Maria is the chief data scientist of her city’s school district, and she needs help analyzing data on school funding and standardized test scores. Using the dataset provided, we will be aggregating the data to showcase trends in school performance by completing the following tasks:
- Collect and place the student data into a DataFrame.
- Prepare and clean the DataFrame.
- Summarize key aspects of the data.
- Analyze specific subsets of data.
- Compare and contrast the data.
- Data Source: new_full_student_data.csv
- Software used: Python 3.9.7, Jupyter Notebook 6.4.12 and Pandas 1.3.5
During this analysis, I found that the reading and math scores had some null values, and the dataset has a few duplicate rows that needed to be dropped before the analysis could begin. The “grade” variable was misclassified as an object datatype because there were non-numeric variables (the "th" in 9th, 10th, 11th, and 12th) that needed to be removed so the datatype could be changed to an “integer”.
Using the describe
function, a summary of the data showed that:
- The average reading score amongst all students in the dataset is 72.35.
- The mean math score of all students in the dataset is 64.67.
- The lowest reading score found in the dataset is 10.5.
When taking a closer look at the descriptive statistics with the loc
and iloc
functions, the results showed:
- The average reading score of all 9th graders is 69.24, and the average math score is 66.58.

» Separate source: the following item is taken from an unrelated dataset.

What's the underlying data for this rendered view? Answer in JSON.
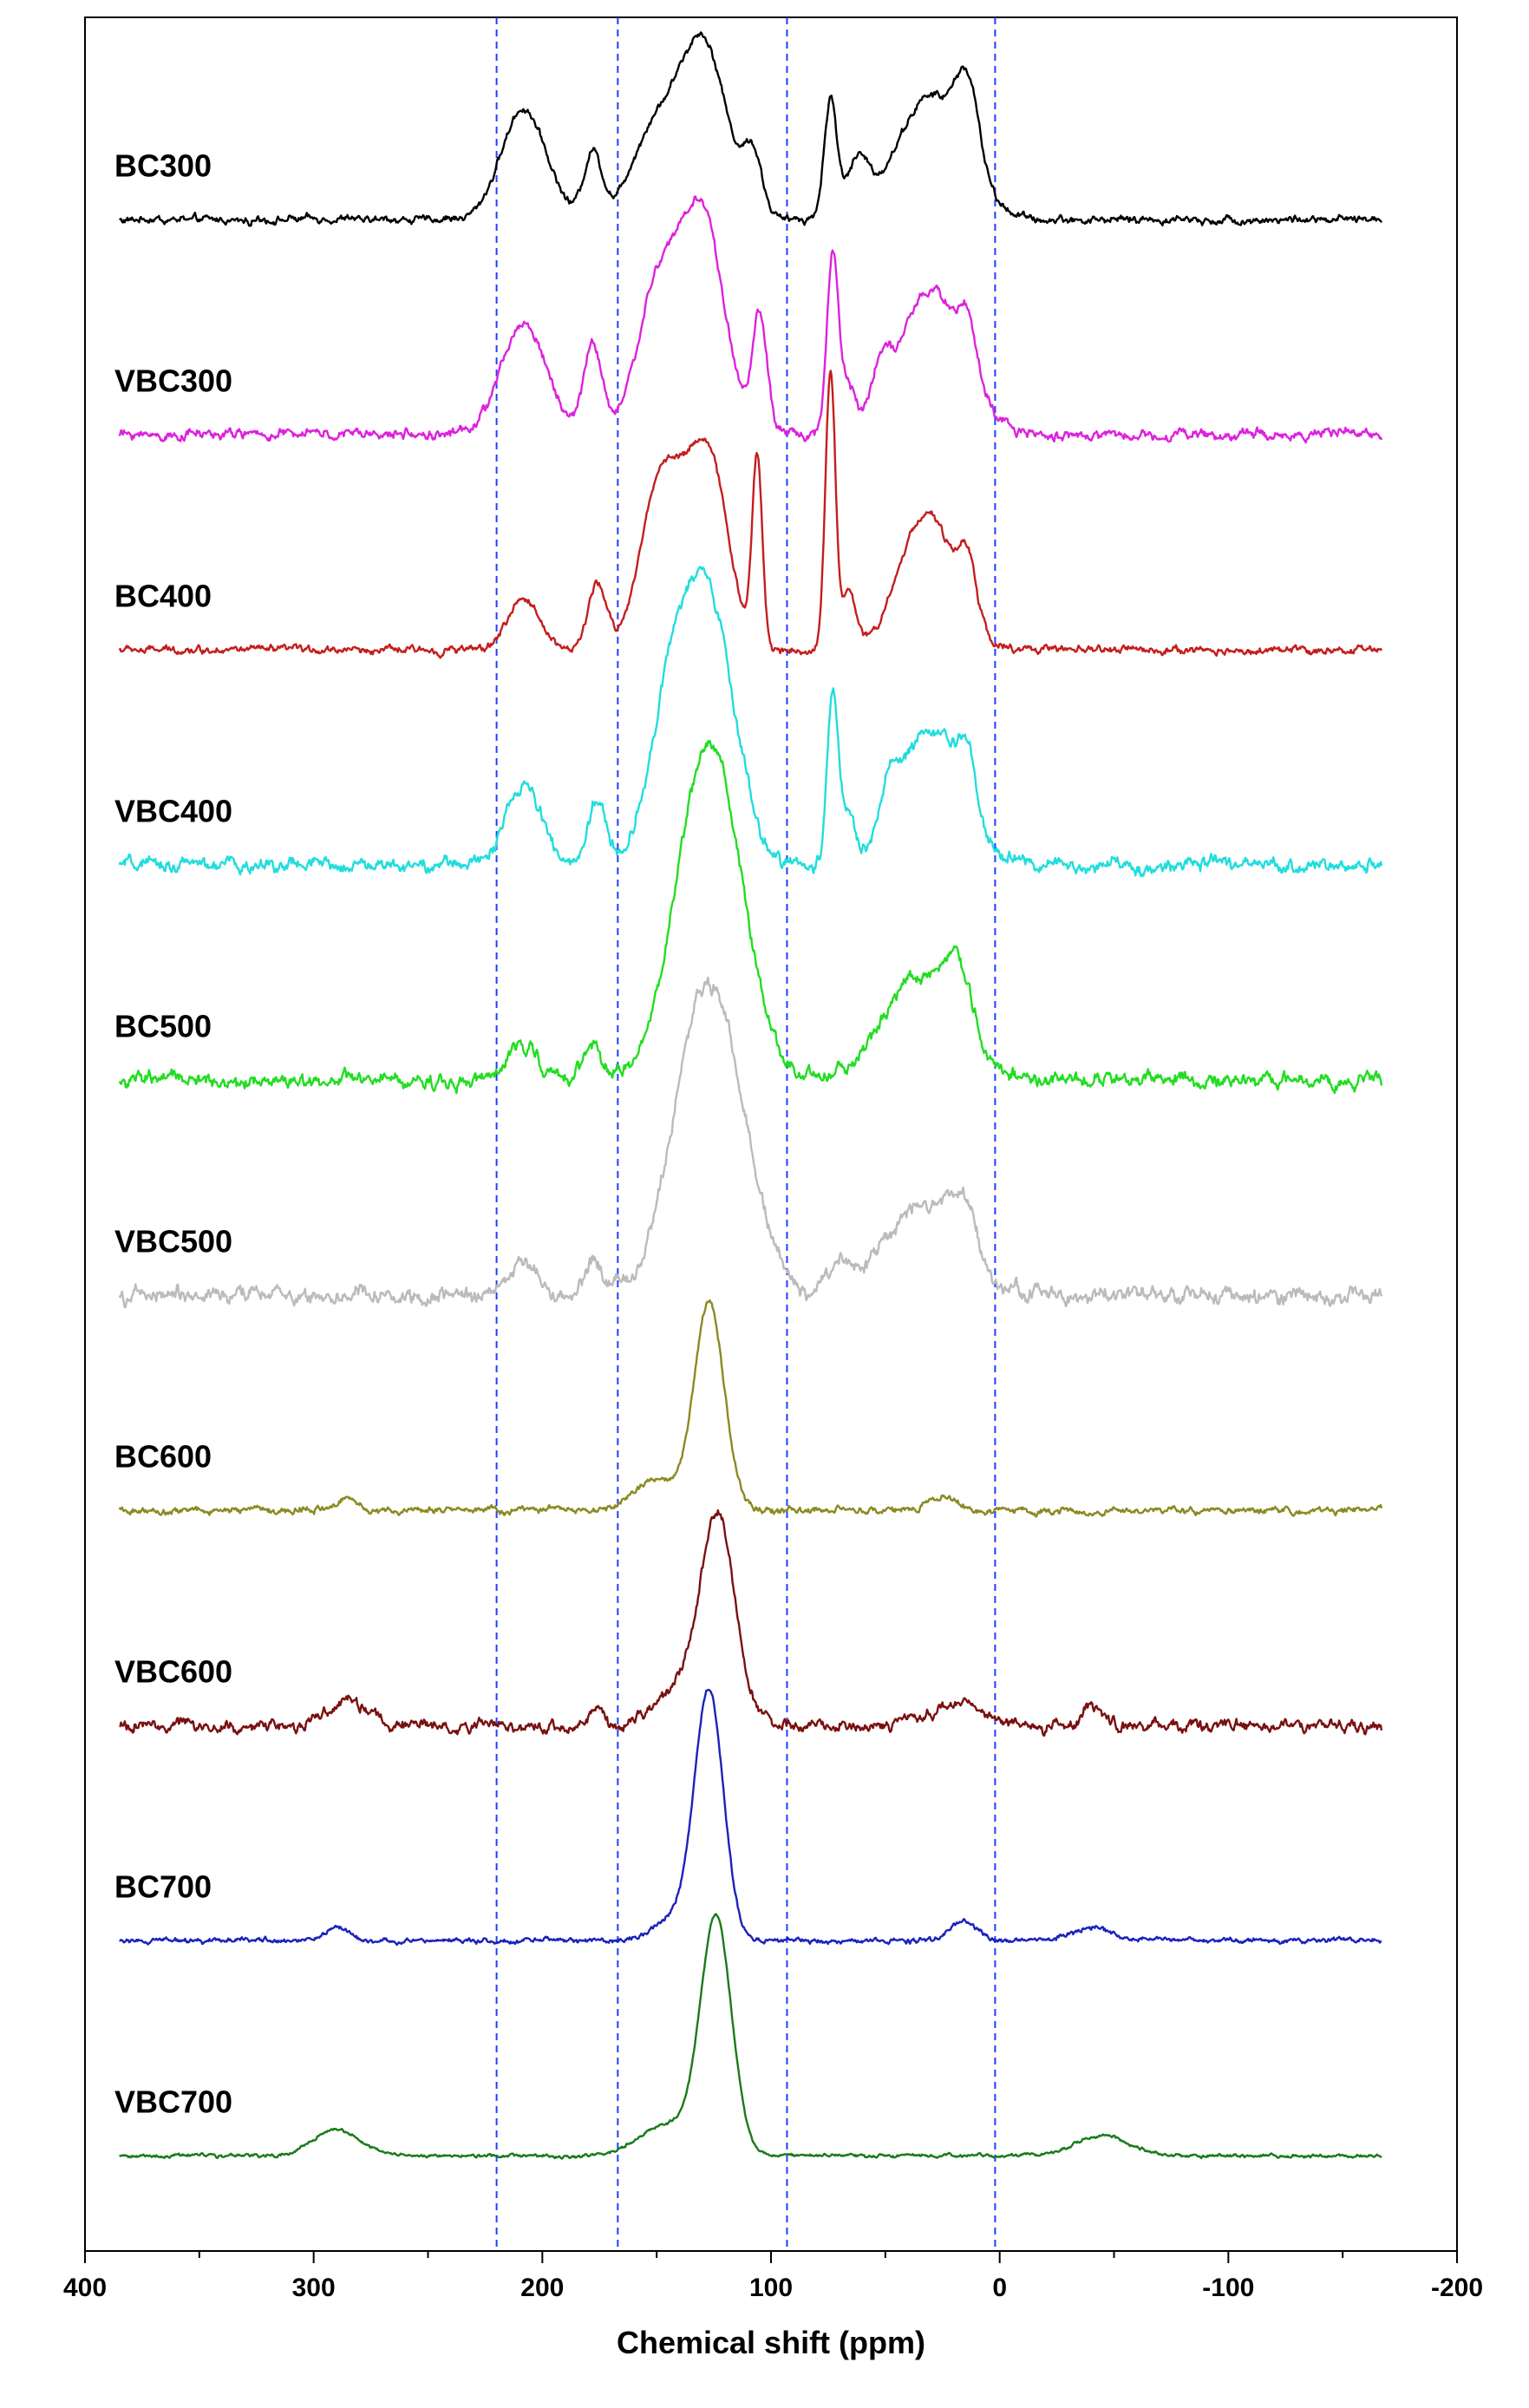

- Matthew Thomas, a 10th grader from Dixion High School has the lowest reading score in the dataset with a 10.5.
- The mean reading score for all 11th and 12th graders is 74.9.
When comparing District schools and Charter schools primarily using the groupby
function, the analysis showed that:
- Public schools had a higher school budget ($911,195) than Charter schools ($872,625).
- Montgomery High School had the most students (2038) while Chang High School had the least (171).
- Charter schools had higher math scores (except for 12th grade) than Public Schools.